После «Русалки» Рахманинов снова стал репетировать «Жизнь за царя»[68]
. В его памяти эта опера ассоциировалась с печальным опытом ее постановки у Мамонтова. На этот раз, однако, он достиг феноменального успеха. «Жизнь за царя» считалась устаревшей оперой и ставилась только из чувства долга в дни официальных торжеств, таких, как день рождения царя, празднование его именин и так далее. Но в основном она служила «затычкой» в репертуаре. Однако под руководством Рахманинова опера стала неузнаваемой. Неувядаемые, но слегка заигранные мелодии Глинки, казалось, обрели новый блеск; великолепные хоры исполнялись с необыкновенной тщательностью и отличались очаровательной ритмичностью, роскошно контрастирующей с партией струнных. Неоценимую помощь Рахманинову оказал в этом старый хормейстер – Авранек. Это был истинный художник, художник по призванию, которому недоставало лишь чуточку воображения, чтобы стать выдающимся дирижером. Он быстро уловил свежий ветер, повеявший в спертом воздухе Большого театра с появлением нового дирижера, исподволь вливавшего по капле новую жизнь в заржавевшую машину. Хор и оркестр Большого театра, лучшие в Европе, никогда не находились на том уровне, на какой их поднял Рахманинов. И здесь мне хотелось бы заметить, что, на мой взгляд, московский Большой театр в это время достиг художественного совершенства, которое едва ли можно сравнить с каким-нибудь другим театром, за исключением, может быть, Ла Скала в Милане, а потом, позже, Метрополитен-опера в Нью-Йорке. Мне очень хочется подчеркнуть этот факт, чтобы он не оказался забытым.Среди других старых опер, которым Рахманинов дал новую жизнь, были «Кармен» и, конечно, две любимые оперы Чайковского: «Евгений Онегин» и «Пиковая дама»[69]

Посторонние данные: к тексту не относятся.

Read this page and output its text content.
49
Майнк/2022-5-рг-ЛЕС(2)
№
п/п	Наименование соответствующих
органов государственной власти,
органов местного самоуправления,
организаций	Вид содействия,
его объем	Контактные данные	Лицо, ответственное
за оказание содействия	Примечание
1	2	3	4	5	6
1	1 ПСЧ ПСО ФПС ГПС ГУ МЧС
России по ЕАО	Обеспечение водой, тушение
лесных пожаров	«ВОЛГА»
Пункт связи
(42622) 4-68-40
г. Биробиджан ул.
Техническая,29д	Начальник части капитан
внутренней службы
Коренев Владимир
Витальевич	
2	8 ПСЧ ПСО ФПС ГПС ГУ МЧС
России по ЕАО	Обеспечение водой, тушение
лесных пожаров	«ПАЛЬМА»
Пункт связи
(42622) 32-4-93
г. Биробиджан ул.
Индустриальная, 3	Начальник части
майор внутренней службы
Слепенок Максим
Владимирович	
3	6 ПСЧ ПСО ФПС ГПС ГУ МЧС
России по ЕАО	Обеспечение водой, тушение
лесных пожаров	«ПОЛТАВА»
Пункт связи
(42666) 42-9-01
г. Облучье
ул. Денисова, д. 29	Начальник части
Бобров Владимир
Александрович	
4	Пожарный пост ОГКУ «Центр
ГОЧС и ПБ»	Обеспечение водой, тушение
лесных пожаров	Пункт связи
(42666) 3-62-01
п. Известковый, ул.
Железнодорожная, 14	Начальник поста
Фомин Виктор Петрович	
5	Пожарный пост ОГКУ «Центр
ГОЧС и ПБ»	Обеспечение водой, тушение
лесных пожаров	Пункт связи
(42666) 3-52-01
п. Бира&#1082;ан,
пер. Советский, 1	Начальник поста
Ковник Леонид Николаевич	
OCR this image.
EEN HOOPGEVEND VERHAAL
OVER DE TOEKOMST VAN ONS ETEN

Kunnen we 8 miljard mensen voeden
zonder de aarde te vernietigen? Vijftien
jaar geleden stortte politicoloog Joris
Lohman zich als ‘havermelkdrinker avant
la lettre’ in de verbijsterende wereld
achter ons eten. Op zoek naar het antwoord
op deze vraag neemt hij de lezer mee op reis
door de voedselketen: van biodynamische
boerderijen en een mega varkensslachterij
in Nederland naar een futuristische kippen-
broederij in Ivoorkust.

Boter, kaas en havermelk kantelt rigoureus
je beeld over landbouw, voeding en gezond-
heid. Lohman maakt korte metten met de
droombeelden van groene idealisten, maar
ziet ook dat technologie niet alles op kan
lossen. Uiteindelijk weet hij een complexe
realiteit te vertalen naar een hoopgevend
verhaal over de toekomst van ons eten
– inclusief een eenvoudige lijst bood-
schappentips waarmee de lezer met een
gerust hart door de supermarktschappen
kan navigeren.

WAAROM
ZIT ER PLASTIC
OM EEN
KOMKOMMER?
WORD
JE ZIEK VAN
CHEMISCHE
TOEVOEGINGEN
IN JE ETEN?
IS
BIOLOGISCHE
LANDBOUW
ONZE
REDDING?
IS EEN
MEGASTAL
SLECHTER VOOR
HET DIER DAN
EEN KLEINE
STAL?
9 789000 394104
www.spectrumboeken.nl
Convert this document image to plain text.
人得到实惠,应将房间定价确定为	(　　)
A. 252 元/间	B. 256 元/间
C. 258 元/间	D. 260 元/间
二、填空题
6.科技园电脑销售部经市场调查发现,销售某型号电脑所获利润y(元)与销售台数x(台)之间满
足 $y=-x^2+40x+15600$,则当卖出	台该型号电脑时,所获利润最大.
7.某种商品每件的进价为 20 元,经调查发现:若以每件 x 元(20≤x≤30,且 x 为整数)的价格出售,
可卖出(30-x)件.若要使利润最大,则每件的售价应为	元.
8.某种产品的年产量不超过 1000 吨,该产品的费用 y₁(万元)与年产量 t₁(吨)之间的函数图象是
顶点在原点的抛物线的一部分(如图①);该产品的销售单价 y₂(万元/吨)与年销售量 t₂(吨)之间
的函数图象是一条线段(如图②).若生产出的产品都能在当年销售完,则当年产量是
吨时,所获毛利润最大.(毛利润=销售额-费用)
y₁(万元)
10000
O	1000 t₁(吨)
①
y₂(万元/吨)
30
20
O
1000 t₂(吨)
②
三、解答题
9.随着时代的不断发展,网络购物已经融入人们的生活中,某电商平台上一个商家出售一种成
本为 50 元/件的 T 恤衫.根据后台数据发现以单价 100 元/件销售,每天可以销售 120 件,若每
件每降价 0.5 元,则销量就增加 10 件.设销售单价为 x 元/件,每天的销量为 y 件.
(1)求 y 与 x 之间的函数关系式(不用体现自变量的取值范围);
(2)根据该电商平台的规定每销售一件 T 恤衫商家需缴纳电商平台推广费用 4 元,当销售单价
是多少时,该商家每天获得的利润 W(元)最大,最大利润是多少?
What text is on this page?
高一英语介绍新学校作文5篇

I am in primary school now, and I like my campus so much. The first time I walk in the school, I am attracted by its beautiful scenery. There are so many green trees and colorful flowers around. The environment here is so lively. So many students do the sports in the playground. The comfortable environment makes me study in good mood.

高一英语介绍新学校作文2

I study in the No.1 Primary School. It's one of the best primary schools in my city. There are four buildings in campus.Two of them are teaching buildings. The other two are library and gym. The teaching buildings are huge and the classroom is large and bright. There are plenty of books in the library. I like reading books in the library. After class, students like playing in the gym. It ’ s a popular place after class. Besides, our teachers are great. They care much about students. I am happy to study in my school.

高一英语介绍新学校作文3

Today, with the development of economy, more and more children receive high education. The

. Рахманинов, который считал, что не существует почестей, которых не был бы достоин его любимый мастер, дал сотое представление «Пиковой дамы» по случаю целой «Недели Чайковского» в Большом театре, в течение которой он исполнял только оперы и балеты Чайковского. Он продирижировал операми «Евгений Онегин», «Пиковая дама», «Опричник», «Иоланта». Во время спектакля «Пиковая дама» маленькие партии исполняли звезды, которые никогда ранее не появлялись в этой опере. Шаляпин пел Томского и Златогора в интермедии, а великолепное колоратурное сопрано госпожа Нежданова – партию Пастушки.В течение двух лет своего пребывания в Большом театре Рахманинов дирижировал только двумя премьерами. Это были «Пан воевода» Римского-Корсакова и его собственные оперы «Скупой рыцарь» и «Франческа да Римини»[70]
.«Пан воевода» – одна из самых слабых опер Римского-Корсакова, и даже тщательные репетиции Рахманинова, во время которых он не упускал ни одной детали, и его вдохновенное дирижирование не могли обеспечить успех опере в Москве. Премьера состоялась 5 сентября 1905 года. Накануне забастовали печатники, и, следовательно, все их усилия были направлены на организацию всеобщей забастовки и революции, о которой мы уже говорили. В день премьеры нигде не появилось ни одной строчки о новом спектакле, и в результате театр оказался полупустым. Немногочисленная публика оказала композитору, находившемуся в зале, равнодушный прием. Сам Римский-Корсаков вспоминает в своей «Летописи»:
«Ранней осенью меня вызвали в Москву на первое представление моей оперы „Пан воевода“ в Большом театре. Дирижировал Рахманинов, который очень талантлив. Спектакль был великолепен, кроме одного или двух певцов, оказавшихся довольно слабыми; хор и оркестр – изумительны… Невозможно было бы пожелать ничего более прекрасного, чем начало оперы, ноктюрн, сцена с предсказателем, мазурка, краковяк и полонез в сцене между Ядвигой и Паном Дзюбой»[71]
.Пристальное изучение этого сочинения и музыки Римского-Корсакова, равно как и частое личное общение с композитором во время его пребывания в Москве, полностью изменили отношение Рахманинова к создателю «Снегурочки», «Садко» и многих других шедевров русской оперы. Мы знаем, что в годы учения Рахманинов признавал исключительно Чайковского и отказывался серьезно рассматривать санкт-петербургских композиторов. Он был долгое время привержен этой точке зрения; сейчас наконец с его глаз спала пелена предрассудков и он со всей искренностью признался, что рад и счастлив дать выход своему восхищению Римским-Корсаковым, художником и человеком, вопреки сформировавшимся в предшествующий период взглядам.